The FLAME trial established a significant association between the dose delivered to the gross tumor volume (GTV) and tumor control in patients with prostate cancer, prompting questions about the potential for dose de-escalation to the remaining prostate gland. This study aimed to investigate the localization of intraprostatic recurrences relative to the GTV and assess the doses administered at these sites. Researchers analyzed data from patients in the FLAME trial who experienced intraprostatic recurrences, including pre-treatment imaging, GTV delineations, dose distributions, and post-recurrence imaging using PSMA-PET CT. Pre-treatment images were aligned with post-recurrence images to determine if recurrences occurred at the GTV location, with overlap indicative of a recurrence at the primary tumor site.
Out of 535 patients in the FLAME trial, 28 had intraprostatic recurrences, with the location determined for 24 patients.
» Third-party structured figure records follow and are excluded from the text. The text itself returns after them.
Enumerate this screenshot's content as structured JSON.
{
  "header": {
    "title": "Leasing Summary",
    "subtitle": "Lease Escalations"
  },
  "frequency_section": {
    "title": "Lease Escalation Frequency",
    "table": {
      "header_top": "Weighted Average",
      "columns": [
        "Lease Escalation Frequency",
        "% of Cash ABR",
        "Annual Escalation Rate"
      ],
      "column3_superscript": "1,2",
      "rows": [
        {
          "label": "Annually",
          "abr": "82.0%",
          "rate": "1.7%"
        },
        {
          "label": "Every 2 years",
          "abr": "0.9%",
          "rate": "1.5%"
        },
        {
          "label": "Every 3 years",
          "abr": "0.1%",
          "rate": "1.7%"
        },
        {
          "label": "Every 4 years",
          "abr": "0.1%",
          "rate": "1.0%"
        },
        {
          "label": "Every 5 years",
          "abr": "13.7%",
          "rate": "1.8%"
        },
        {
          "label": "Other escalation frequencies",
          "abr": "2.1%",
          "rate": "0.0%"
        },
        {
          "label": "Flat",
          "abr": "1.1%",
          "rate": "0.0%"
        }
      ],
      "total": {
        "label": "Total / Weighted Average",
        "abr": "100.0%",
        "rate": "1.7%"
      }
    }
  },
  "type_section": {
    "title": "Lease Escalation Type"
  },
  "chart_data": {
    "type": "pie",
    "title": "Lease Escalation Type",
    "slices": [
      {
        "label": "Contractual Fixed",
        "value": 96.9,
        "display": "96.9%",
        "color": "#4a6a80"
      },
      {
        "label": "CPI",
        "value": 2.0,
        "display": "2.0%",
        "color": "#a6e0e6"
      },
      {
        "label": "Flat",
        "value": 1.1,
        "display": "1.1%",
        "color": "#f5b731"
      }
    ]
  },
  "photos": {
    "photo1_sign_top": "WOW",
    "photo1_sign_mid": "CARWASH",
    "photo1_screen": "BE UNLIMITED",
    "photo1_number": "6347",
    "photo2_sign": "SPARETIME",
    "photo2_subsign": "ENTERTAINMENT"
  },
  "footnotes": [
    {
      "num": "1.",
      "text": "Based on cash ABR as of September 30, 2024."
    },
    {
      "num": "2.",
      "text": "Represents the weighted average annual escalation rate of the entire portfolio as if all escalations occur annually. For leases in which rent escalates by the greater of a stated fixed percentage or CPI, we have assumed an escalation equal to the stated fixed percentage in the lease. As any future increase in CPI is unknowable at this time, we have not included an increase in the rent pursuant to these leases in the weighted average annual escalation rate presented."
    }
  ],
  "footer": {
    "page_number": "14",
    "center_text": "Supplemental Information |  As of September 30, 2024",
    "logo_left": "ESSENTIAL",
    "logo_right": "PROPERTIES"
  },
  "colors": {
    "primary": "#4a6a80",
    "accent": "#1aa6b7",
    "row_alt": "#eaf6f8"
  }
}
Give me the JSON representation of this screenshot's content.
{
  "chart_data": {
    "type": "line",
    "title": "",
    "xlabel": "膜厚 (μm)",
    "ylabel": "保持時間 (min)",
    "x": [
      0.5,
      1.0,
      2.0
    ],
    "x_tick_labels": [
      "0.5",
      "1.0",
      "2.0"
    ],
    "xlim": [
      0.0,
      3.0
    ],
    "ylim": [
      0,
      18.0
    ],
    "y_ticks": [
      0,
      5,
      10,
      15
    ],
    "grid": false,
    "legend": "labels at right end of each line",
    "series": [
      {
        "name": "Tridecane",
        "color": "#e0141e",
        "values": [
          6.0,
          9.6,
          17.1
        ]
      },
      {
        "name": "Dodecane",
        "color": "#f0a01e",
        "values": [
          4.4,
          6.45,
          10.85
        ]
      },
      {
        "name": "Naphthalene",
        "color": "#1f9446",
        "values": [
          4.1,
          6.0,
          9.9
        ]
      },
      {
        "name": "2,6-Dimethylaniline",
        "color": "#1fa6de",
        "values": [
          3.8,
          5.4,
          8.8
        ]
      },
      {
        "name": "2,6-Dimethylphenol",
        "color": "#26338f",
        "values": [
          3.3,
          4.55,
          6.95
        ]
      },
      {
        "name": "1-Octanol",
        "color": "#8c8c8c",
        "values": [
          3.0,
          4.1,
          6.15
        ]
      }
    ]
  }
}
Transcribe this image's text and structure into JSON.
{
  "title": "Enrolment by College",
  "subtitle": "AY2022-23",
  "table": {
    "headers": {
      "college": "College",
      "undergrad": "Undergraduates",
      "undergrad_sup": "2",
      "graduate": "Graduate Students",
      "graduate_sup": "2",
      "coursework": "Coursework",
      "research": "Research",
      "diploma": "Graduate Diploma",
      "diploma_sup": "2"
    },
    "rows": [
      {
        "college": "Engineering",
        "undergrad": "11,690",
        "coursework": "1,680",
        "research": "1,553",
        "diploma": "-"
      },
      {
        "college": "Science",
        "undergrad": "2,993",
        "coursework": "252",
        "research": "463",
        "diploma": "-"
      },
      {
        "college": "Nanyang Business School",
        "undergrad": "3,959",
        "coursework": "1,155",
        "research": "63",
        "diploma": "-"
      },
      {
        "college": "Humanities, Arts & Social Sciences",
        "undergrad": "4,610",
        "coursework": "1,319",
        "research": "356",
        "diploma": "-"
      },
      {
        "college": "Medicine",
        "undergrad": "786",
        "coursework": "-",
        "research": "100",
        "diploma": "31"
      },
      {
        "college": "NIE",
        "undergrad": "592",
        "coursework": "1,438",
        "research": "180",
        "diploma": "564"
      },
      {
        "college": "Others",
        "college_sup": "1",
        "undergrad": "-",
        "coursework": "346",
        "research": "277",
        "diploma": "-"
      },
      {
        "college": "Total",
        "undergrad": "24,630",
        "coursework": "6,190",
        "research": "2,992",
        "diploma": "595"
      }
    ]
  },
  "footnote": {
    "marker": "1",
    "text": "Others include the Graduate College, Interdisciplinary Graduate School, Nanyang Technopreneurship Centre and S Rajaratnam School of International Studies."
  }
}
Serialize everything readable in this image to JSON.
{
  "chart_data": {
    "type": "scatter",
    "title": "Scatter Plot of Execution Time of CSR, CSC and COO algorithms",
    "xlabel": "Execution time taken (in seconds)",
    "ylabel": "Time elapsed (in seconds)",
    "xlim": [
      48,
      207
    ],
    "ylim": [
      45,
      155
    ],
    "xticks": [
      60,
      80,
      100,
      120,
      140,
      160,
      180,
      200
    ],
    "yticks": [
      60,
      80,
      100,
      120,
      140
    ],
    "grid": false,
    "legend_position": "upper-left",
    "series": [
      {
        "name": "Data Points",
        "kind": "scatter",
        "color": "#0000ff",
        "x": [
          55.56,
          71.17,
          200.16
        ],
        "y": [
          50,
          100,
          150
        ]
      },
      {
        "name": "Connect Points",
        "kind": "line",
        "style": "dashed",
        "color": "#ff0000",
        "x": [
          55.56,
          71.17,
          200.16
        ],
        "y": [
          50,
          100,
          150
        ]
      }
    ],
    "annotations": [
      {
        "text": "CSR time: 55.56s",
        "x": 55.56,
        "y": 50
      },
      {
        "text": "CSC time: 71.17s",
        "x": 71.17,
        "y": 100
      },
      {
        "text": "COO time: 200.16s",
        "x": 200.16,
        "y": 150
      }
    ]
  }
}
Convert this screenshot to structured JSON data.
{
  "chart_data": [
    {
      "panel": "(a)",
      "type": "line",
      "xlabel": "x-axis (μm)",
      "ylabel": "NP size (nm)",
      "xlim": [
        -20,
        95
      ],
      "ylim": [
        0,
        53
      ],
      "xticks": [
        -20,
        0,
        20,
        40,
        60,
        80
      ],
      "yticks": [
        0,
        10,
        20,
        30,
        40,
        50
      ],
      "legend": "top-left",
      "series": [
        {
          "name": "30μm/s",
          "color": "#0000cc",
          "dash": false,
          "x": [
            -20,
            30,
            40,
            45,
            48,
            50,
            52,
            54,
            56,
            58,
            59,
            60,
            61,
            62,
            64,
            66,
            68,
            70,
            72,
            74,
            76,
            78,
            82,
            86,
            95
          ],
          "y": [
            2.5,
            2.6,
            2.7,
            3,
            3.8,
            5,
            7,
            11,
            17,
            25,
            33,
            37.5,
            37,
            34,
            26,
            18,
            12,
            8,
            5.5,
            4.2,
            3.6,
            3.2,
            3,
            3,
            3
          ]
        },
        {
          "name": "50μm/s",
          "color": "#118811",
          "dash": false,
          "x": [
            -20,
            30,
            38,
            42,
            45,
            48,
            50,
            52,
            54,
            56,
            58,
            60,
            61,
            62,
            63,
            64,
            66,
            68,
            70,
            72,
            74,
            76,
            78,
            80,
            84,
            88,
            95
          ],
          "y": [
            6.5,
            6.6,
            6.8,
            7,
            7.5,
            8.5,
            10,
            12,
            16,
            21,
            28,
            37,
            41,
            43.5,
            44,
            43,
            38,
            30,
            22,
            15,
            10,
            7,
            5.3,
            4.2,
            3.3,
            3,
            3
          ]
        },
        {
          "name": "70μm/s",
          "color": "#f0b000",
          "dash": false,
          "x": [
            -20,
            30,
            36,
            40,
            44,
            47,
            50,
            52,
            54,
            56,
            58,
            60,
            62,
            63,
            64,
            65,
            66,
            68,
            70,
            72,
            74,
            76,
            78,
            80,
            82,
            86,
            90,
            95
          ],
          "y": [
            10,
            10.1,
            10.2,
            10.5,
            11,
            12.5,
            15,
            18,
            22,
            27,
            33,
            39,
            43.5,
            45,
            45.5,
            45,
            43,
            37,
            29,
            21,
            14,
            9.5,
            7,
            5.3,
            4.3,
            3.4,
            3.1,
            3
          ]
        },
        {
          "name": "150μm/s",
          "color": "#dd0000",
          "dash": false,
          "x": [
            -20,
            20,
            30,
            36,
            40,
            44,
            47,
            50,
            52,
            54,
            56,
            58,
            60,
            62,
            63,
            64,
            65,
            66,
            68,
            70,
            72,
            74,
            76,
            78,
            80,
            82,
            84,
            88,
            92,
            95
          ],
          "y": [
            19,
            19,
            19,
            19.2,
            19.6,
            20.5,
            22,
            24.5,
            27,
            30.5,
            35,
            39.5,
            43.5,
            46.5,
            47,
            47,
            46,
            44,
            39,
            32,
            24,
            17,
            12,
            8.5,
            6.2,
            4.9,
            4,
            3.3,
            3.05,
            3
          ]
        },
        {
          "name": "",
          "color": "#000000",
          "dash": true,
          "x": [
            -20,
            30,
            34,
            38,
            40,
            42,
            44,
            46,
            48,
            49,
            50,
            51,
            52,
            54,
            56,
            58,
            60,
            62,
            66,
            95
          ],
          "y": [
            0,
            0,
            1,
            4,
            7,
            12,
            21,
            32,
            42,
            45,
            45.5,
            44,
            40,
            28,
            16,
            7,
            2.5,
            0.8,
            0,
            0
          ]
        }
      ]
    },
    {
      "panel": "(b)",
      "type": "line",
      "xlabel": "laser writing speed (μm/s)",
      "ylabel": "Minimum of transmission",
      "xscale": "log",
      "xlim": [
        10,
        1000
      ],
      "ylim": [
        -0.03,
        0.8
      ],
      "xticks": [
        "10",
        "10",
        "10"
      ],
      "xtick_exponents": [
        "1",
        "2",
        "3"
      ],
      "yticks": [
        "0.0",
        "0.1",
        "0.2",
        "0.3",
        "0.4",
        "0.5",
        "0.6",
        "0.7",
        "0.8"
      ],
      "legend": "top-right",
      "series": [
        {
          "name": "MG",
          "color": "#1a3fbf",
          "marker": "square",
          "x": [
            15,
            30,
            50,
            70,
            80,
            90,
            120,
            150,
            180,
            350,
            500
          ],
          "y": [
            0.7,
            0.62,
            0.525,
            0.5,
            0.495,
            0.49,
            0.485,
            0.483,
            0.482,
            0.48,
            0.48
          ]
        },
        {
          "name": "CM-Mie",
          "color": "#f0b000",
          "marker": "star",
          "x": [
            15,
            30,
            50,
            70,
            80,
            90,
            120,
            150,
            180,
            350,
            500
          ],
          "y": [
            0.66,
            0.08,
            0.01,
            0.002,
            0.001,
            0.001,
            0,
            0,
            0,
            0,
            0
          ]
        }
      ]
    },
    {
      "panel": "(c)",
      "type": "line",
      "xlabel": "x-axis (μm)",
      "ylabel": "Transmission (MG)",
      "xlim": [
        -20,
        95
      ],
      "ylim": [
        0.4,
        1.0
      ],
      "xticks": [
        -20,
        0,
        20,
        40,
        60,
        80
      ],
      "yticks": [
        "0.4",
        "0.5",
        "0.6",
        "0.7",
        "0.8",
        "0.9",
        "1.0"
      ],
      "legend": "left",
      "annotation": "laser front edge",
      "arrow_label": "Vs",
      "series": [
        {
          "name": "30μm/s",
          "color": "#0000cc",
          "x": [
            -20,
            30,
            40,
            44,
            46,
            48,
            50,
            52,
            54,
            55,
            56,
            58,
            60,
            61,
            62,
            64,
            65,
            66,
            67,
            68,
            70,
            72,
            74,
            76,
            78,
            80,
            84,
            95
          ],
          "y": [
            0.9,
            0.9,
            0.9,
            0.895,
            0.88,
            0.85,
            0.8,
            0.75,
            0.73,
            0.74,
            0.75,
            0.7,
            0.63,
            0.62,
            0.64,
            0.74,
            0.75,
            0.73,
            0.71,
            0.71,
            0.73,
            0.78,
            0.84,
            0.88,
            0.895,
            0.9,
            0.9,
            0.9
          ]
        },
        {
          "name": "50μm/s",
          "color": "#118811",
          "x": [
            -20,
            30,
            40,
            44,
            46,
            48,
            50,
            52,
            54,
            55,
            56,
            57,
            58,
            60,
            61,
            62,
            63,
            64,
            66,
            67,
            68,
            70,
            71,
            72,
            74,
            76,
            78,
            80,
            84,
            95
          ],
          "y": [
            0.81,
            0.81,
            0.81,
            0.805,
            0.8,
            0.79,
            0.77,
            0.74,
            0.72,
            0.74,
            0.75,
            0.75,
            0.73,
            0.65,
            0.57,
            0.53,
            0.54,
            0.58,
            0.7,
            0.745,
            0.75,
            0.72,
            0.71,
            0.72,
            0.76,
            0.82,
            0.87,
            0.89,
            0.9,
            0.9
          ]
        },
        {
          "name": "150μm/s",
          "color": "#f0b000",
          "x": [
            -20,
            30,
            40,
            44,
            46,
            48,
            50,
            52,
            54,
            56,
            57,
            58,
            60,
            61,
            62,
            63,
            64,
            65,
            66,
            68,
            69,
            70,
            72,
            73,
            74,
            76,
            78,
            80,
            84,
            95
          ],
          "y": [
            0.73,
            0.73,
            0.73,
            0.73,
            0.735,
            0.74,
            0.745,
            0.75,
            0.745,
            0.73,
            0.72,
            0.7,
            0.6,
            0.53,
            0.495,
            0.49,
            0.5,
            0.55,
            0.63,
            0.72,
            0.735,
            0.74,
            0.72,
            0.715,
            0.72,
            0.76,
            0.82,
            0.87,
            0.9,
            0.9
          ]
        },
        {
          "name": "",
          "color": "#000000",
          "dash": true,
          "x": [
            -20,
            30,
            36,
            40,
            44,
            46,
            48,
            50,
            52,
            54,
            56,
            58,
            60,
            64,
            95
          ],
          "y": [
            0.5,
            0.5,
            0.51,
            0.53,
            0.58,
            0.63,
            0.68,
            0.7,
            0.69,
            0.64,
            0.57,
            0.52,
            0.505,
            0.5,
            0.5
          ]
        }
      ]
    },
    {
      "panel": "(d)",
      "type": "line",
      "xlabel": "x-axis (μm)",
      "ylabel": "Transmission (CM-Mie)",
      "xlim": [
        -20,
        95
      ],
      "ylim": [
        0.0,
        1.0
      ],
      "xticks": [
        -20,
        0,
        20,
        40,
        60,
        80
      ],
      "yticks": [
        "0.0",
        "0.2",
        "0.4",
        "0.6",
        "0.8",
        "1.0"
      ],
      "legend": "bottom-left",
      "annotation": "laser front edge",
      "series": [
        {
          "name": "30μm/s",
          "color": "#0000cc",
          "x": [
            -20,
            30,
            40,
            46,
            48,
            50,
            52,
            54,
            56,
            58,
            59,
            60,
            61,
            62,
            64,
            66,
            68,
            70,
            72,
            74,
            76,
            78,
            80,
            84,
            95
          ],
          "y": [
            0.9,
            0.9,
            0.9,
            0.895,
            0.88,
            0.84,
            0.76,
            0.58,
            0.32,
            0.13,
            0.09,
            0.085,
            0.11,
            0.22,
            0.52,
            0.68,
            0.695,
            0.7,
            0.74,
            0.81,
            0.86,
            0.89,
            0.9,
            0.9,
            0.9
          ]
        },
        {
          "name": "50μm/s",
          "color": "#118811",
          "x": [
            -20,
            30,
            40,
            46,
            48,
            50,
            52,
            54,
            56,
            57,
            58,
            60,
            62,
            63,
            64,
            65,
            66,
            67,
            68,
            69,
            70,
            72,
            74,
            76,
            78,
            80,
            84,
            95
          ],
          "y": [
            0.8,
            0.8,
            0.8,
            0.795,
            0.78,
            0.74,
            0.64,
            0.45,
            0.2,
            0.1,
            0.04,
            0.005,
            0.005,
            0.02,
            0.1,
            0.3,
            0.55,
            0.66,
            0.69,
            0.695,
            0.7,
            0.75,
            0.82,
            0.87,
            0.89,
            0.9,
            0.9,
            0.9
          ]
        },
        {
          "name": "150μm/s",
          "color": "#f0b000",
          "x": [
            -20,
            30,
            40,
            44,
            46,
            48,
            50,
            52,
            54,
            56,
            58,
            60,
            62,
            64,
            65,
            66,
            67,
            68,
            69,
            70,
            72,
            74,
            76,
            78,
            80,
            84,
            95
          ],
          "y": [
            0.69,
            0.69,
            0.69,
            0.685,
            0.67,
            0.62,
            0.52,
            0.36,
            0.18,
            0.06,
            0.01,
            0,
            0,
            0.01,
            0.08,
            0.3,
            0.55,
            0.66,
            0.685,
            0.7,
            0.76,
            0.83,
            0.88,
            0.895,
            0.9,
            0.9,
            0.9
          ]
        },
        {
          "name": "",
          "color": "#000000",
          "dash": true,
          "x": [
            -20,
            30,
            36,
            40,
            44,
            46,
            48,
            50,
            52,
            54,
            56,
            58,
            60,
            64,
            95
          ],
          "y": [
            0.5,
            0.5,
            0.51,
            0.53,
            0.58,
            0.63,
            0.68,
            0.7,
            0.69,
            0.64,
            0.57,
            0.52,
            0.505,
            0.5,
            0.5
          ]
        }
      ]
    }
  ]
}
Notably, one patient’s recurrence occurred outside the GTV within the prostate gland. The median dose delivered to 98% of the GTV (D98%) was 76.5 Gy, with a range of 73.3–86.5 Gy. Among these, only one patient who experienced a recurrence within the GTV received a substantial focal boost of 86.5 Gy. The D98% for the majority of patients was less than 81 Gy.
The findings indicate that intraprostatic recurrences in patients with intermediate- and high-risk prostate cancer primarily occurred at the location of the primary tumor. Notably, nearly all patients with recurrences did not receive a high dose of the GTV, suggesting that intraprostatic failure is more likely attributable to inadequate treatment of the primary tumor rather than insufficient dosing to the remaining prostate gland. This analysis underscores the importance of delivering an adequate dose to the GTV to minimize the risk of recurrence. It highlights the need for careful consideration before implementing dose de-escalation strategies.